Un elemento central de la trama es la investigación del detective Thorn sobre el asesinato de William R. Simonson, un ejecutivo de Soylent. Su investigación lo lleva a descubrir la horrible verdad sobre el Soylent Green: ¡está hecho de personas!

El impacto emocional de la película radica en la desesperación y la pérdida de la humanidad. Los personajes luchan por sobrevivir en un mundo degradado, donde la esperanza es escasa y la moralidad se ha erosionado.
Ejemplo 1: La escena donde el personaje de Edward G. Robinson, Sol Roth, elige la eutanasia y observa un video de la belleza natural que ya no existe, ejemplifica la pérdida y la nostalgia por el pasado.

Ejemplo 2: El grito final de Charlton Heston, "¡Soylent Green is people!", es un momento icónico que revela la horrorosa verdad y resume la crítica social de la película.

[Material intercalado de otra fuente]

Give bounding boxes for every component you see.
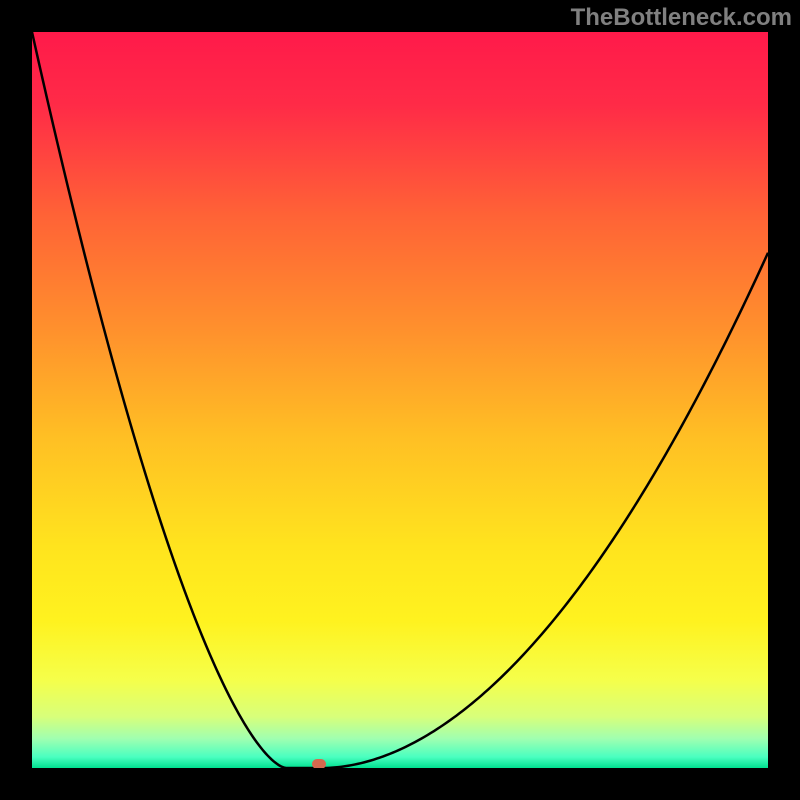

La película puede interpretarse como una advertencia sobre las consecuencias de la sobreexplotación de los recursos naturales y la falta de sostenibilidad. En el mundo real, su mensaje sigue siendo relevante ante los desafíos del cambio climático y la gestión de la población. La película invita a la reflexión sobre la responsabilidad colectiva en la preservación del planeta y la dignidad humana, recordando que nuestras acciones presentes moldean el destino futuro.